Yes, this is more like it. Two years before the scholarship lands, Mack takes out loans and pays for out-of-state tuition. For room and board at Craige North his first year and Odum Village his second. Buys a meal plan and scarfs down ramen noodles and PB&J in between practices, film sessions and classes.

Here’s Mack: trying to claw his way onto the team, trying to leap from special teams chum to the Kenan Stadium turf, trying to impress a group of coaches that barely recall this 6-foot-3-inch, 200-pound unknown. And he’s worried, above all, how his parents will afford the cost of out-of-state tuition. Richard, an assistant fitness trainer at Life Time Fitness and Karyn, who works in sales, toil to keep oldest son Brian at Stanford and Mack at UNC, with youngest son Drew helping the cause by opting for the Marines. But that’s the deal, Richard would tell them: Don’t you worry about a thing. We’re doing our job — you do yours. Two years later, they’d drive six hours down from Maryland to thank the coaching staff in person for awarding Mack his scholarship.

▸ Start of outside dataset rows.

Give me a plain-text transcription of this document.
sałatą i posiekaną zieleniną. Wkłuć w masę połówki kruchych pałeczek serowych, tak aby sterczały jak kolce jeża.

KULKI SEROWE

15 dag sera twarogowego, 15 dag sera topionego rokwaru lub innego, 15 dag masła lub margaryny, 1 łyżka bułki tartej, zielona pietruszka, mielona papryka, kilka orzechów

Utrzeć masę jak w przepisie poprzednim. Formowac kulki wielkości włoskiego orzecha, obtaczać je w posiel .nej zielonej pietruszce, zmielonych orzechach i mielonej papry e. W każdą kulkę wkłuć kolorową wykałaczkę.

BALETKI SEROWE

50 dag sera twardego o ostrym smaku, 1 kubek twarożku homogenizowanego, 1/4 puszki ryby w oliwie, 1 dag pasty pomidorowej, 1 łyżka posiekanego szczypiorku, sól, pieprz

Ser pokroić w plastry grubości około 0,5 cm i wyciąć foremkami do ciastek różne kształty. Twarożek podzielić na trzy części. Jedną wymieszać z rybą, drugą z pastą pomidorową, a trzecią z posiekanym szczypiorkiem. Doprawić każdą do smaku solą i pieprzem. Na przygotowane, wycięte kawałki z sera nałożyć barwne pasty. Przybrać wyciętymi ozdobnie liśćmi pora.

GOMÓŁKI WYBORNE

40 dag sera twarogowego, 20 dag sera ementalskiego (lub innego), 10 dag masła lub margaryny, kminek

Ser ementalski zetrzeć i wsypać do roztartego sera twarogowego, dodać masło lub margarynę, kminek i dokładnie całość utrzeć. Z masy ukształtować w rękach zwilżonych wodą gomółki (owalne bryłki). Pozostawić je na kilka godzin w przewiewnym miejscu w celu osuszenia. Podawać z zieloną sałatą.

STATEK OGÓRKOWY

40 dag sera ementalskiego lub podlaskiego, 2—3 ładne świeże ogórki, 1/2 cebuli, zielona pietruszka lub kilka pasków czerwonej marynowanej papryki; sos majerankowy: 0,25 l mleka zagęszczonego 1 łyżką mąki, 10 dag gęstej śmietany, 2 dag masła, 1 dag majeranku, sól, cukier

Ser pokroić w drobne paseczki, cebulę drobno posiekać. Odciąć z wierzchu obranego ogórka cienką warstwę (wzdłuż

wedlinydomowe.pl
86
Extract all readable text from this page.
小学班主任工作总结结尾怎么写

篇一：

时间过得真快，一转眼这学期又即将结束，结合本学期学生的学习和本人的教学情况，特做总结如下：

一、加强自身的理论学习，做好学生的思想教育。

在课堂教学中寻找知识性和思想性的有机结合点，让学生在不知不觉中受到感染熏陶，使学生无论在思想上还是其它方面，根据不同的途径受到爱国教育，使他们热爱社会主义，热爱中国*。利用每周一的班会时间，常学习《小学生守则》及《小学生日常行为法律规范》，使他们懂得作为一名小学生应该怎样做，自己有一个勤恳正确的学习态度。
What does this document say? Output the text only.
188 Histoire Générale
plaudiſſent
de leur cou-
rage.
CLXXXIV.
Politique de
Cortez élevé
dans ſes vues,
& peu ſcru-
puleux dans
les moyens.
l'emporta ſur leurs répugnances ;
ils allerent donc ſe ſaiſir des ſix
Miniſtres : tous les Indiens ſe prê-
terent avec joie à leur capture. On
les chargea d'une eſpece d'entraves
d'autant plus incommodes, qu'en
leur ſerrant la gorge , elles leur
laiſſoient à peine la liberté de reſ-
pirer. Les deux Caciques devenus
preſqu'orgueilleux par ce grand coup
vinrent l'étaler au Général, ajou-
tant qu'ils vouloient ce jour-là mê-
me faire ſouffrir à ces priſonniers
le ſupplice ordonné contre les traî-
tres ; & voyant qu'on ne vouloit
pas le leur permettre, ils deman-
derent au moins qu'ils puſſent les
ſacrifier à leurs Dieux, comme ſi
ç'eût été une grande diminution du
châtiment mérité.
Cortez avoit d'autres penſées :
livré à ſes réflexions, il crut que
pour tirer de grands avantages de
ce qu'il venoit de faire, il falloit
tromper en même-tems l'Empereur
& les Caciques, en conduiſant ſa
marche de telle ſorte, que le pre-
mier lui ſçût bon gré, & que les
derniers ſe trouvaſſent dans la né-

The job of the walk-on isn’t for the faint of football. Richard knew it, having roomed with one in the early ‘80s as a wide receiver at West Virginia. “It’s not going to be easy,” Richard always said.

Neither is switching positions, from safety to wide receiver in 2013. Or learning a new playbook. Whatever’s necessary to sniff the roster.

“There’s nothing easy about it,” says Heavner. “You’ve gotta come out, and if you screw up, that was your shot and you get it taken away.”

Here’s one shot for Mack: he’s on the field at Kenan Stadium in September 2013, by now a special teams regular. There are players, Paschall says, who play until they think the play is over. Then there are players who play until the play is truly over. Mack embarks on a 35-yard sprint, barreling downfield “like a racehorse,” Richard says, catching up with his incendiary punt returner Ryan Switzer to lay the last blocker on his backside.

Now, in 2014 and a few weeks shy of his 21st birthday, he’s here, far more than noticed, working his way into UNC’s receivers’ rotation. Shuman and Paschall, now at Arkansas State, are convinced that one day he will get a call from an NFL team.

Phew. Was it luck? That matters little to Karyn Hollins, who took the call from Mack in 2013 saying he would play in the season-opener against South Carolina. She sobbed on the edge of her bed, eased to her knees and buried her head in the sheets, the tears washing the mascara from her eyes as it runs onto the fabric. She kept the stained linens as a reminder of the good fortune life can still give.

And yet...was it luck?

“I never thought of it as being lucky,” Mack says. “If I can keep working, if I can keep grinding, eventually something good is going to come out of it. So far, that’s worked for me. I always keep trying to find a way out of whatever happens.”

It is settled then — no matter how unlucky The Unlucky Kid gets, he will crawl his way out. Always. Mack Hollins will continue walking on.